Everything except for location and lot size can be fixed.
bearishgurl
Participant[quote=Orca]What do you think the long term future holds for “high tier” tract neighborhoods like Carmel Valley?[/quote]
As long as the school scores there hold up (and buyers are still willing to pay for school scores), then its values will remain stable. Otherwise, besides close proximity to tech jobs, there are no endearing qualities over the tracts there than anywhere else with the same age/size of houses.
bearishgurl
Participant[quote=ltsdd][quote=sdduuuude][quote=Essbee]With the houses being of marginal quality in the first place and not designed to last 100+ years[/quote]
Lots of interesting thoughts here. I’m no sociologist so I’m not sure what will happen to Clairemont but I do know the houses are build to last 100 yrs.
I have personally ripped out ceiling joists and wall studs with my very own sawzall and those members are made of fir – not hemlock like most of today’s lumber. Hard as hell to cut through. Plus, they are only growing stronger with age – wood does that. Given San Diego’s mild climate, I don’t see any structural issues there. I think they are very well built and that is first-hand knowledge.[/quote]
sdduuuude,
Completely agree with you. The SFRs in Clairemont may be smallish and all that but one thing for sure is that they were solidly built. Though, I do agree with the OP that there are homes along both Clairemont Mesa Blvd and Clairemont Drive (those with 1-car garages and practically no driveway) may be better served by tearing them down and rebuild. I have never heard of anyone who ever had any problems with the plumbing system in that in area. Mira Mesa, on the other hand, with most homes built after 1970 and yet I have run across numerous homes that had gone through retrofitting of the pipes (going from street to the house). Architecturally, it’s nothing to write home about but the built quality is there.As for its future, I think it will be fine, it’s a middle-class community with a lot of long-timers. It may not have the manicured yards like other newer communities but it does not mean that the folks living there are neglecting their biggest piece of asset either.[/quote]

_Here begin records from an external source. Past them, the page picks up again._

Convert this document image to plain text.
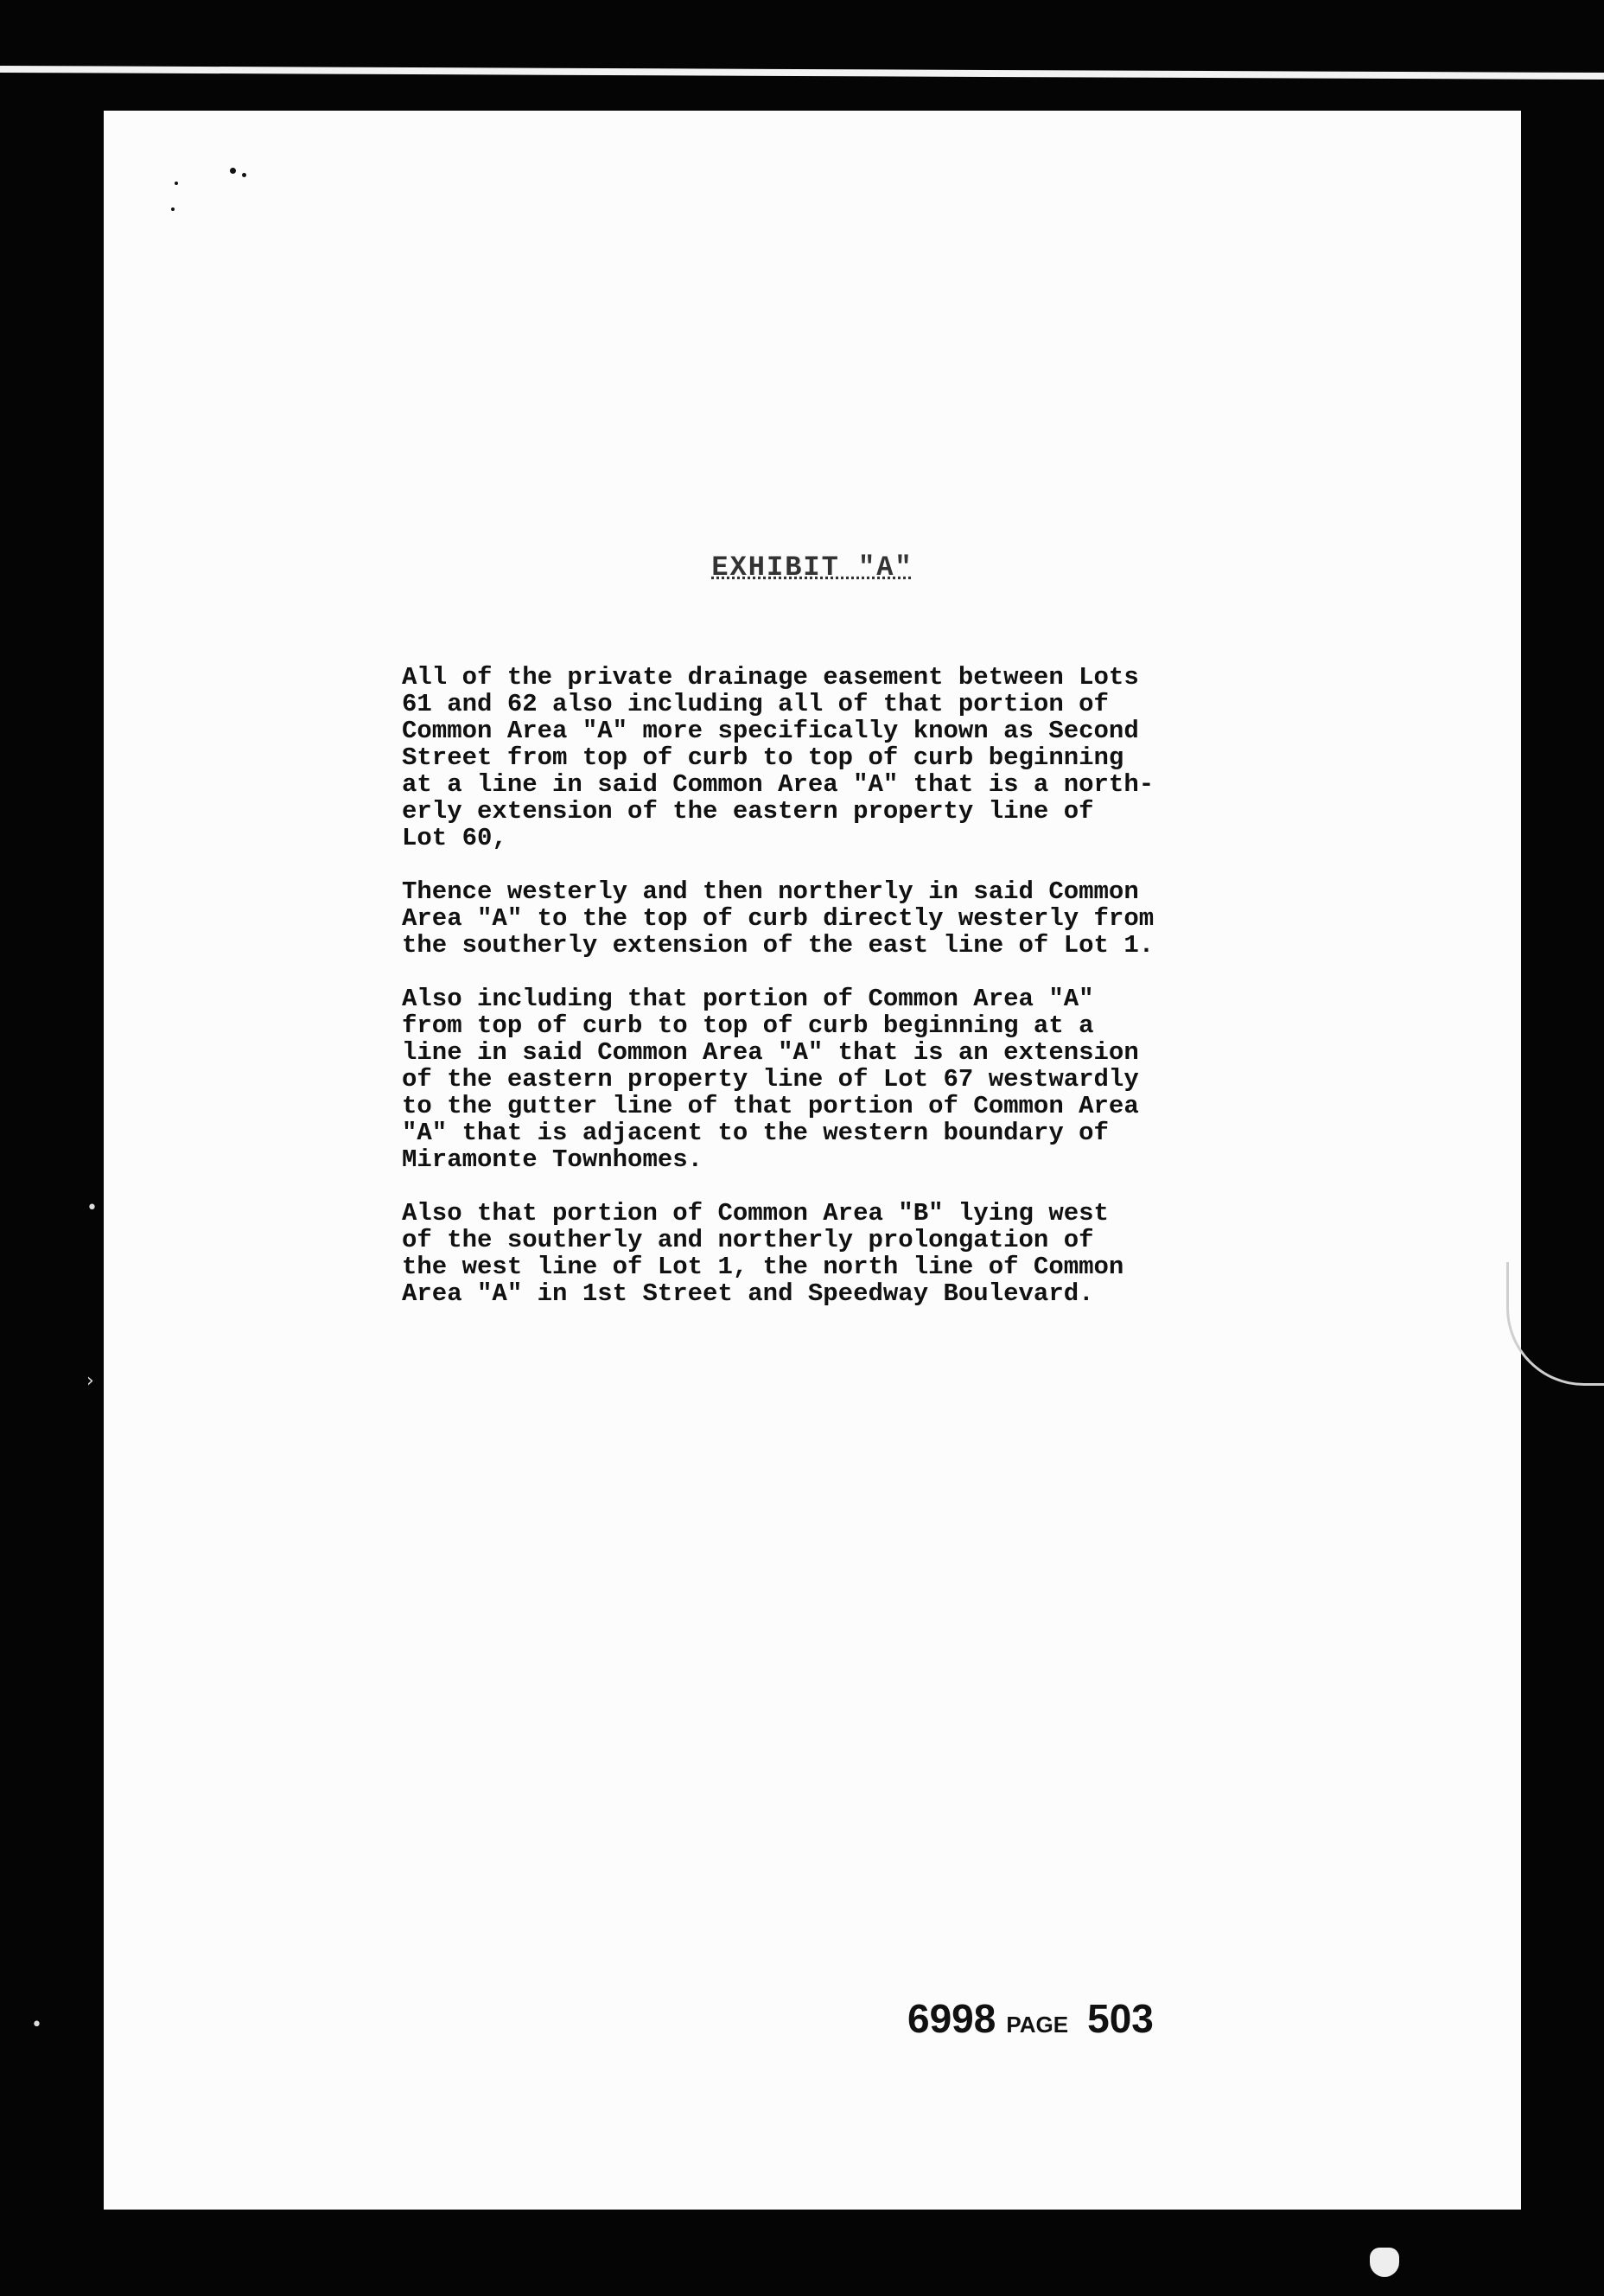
EXHIBIT "A"

All of the private drainage easement between Lots
61 and 62 also including all of that portion of
Common Area "A" more specifically known as Second
Street from top of curb to top of curb beginning
at a line in said Common Area "A" that is a north-
erly extension of the eastern property line of
Lot 60,

Thence westerly and then northerly in said Common
Area "A" to the top of curb directly westerly from
the southerly extension of the east line of Lot 1.

Also including that portion of Common Area "A"
from top of curb to top of curb beginning at a
line in said Common Area "A" that is an extension
of the eastern property line of Lot 67 westwardly
to the gutter line of that portion of Common Area
"A" that is adjacent to the western boundary of
Miramonte Townhomes.

Also that portion of Common Area "B" lying west
of the southerly and northerly prolongation of
the west line of Lot 1, the north line of Common
Area "A" in 1st Street and Speedway Boulevard.

6998 PAGE 503
›
•
•
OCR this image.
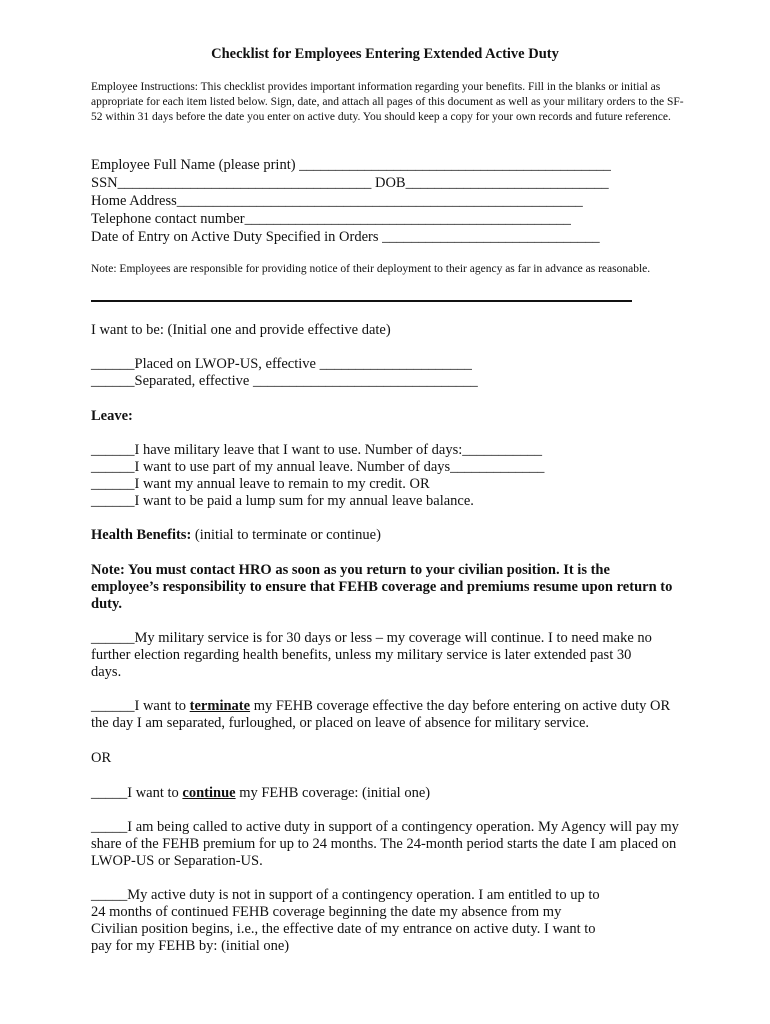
Checklist for Employees Entering Extended Active Duty
Employee Instructions: This checklist provides important information regarding your benefits. Fill in the blanks or initial as appropriate for each item listed below. Sign, date, and attach all pages of this document as well as your military orders to the SF-52 within 31 days before the date you enter on active duty. You should keep a copy for your own records and future reference.
Employee Full Name (please print) ___________________________________________
SSN___________________________________ DOB____________________________
Home Address________________________________________________________
Telephone contact number_____________________________________________
Date of Entry on Active Duty Specified in Orders ______________________________
Note: Employees are responsible for providing notice of their deployment to their agency as far in advance as reasonable.
I want to be: (Initial one and provide effective date)
______Placed on LWOP-US, effective _____________________
______Separated, effective _______________________________
Leave:
______I have military leave that I want to use. Number of days:___________
______I want to use part of my annual leave. Number of days_____________
______I want my annual leave to remain to my credit. OR
______I want to be paid a lump sum for my annual leave balance.
Health Benefits: (initial to terminate or continue)
Note: You must contact HRO as soon as you return to your civilian position. It is the employee’s responsibility to ensure that FEHB coverage and premiums resume upon return to duty.
______My military service is for 30 days or less – my coverage will continue. I to need make no further election regarding health benefits, unless my military service is later extended past 30 days.
______I want to terminate my FEHB coverage effective the day before entering on active duty OR the day I am separated, furloughed, or placed on leave of absence for military service.
OR
_____I want to continue my FEHB coverage: (initial one)
_____I am being called to active duty in support of a contingency operation. My Agency will pay my share of the FEHB premium for up to 24 months. The 24-month period starts the date I am placed on LWOP-US or Separation-US.
_____My active duty is not in support of a contingency operation. I am entitled to up to 24 months of continued FEHB coverage beginning the date my absence from my Civilian position begins, i.e., the effective date of my entrance on active duty. I want to pay for my FEHB by: (initial one)
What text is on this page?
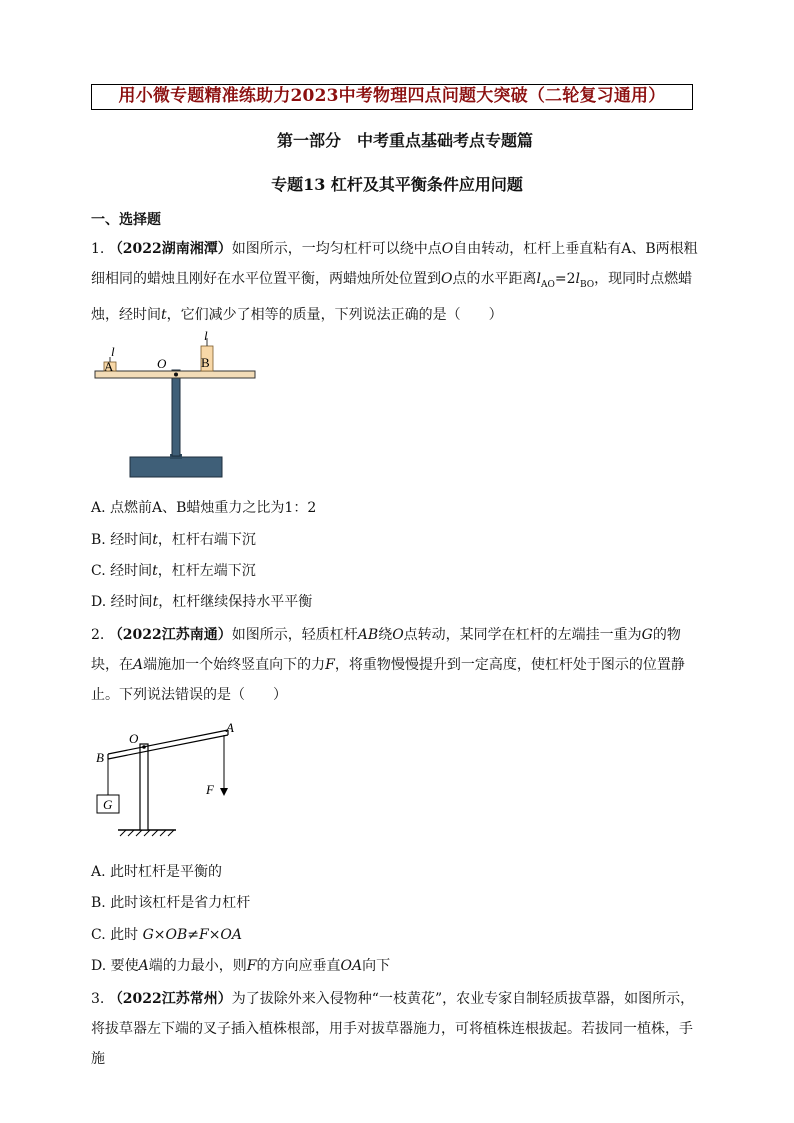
用小微专题精准练助力2023中考物理四点问题大突破（二轮复习通用）
第一部分　中考重点基础考点专题篇
专题13 杠杆及其平衡条件应用问题
一、选择题
1. （2022湖南湘潭）如图所示，一均匀杠杆可以绕中点O自由转动，杠杆上垂直粘有A、B两根粗细相同的蜡烛且刚好在水平位置平衡，两蜡烛所处位置到O点的水平距离$l_{AO}=2l_{BO}$，现同时点燃蜡烛，经时间t，它们减少了相等的质量，下列说法正确的是（　　）
A	B
O
l
l
A. 点燃前A、B蜡烛重力之比为1：2
B. 经时间t，杠杆右端下沉
C. 经时间t，杠杆左端下沉
D. 经时间t，杠杆继续保持水平平衡
2. （2022江苏南通）如图所示，轻质杠杆AB绕O点转动，某同学在杠杆的左端挂一重为G的物块，在A端施加一个始终竖直向下的力F，将重物慢慢提升到一定高度，使杠杆处于图示的位置静止。下列说法错误的是（　　）
O
B
A
F
G
A. 此时杠杆是平衡的
B. 此时该杠杆是省力杠杆
C. 此时 G×OB≠F×OA
D. 要使A端的力最小，则F的方向应垂直OA向下
3. （2022江苏常州）为了拔除外来入侵物种“一枝黄花”，农业专家自制轻质拔草器，如图所示，将拔草器左下端的叉子插入植株根部，用手对拔草器施力，可将植株连根拔起。若拔同一植株，手施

Agree, ltsdd. I want to add that defective polybutylene plumbing was used by builders primarily between 1979 and 1984 (when some MM tracts were built), hence those plumbing retrofits you are discussing here. Clairemont is too old to be facing this problem.
bearishgurl
Participant[quote=sdrealtor]Like I said CM will be fine for many decades to come but eventually too many 1100 sq ft homes with master baths that have direct garage access and homes with 1.5 baths will come to roost. As a current homeowner I wouldn’t worry about it though. It’s way far off.[/quote]
For a “half bath,” is easy (and cheap) to take a little space out of the closet (or garage) on the other side and put a shower stall in … making it a “3/4 bath.” Most houses only need one bathtub. Any more is a waste as the vast majority of people take showers.
This is a no brainer. Location wins all selling contests.
bearishgurl
Participant[quote=paramount][quote=CA renter]What “public employee union thugs” are you talking about, paramount?
This debacle is going to line the pockets of PRIVATE contractors, which is where most of the fraud and abuse of taxpayer money occurs.
http://www.fresnobee.com/2012/03/01/2743540/rail-project-will-accept-contractors.html%5B/quote%5D
The dems are pushing this sham project very hard, therefore the union thugs can’t be far behind.
Besides, much of the contract work will be outsourced to China. Including the financing.[/quote]
paramount, are you referring to card-carrying American tradesmen here? Or do the Chinese have unions??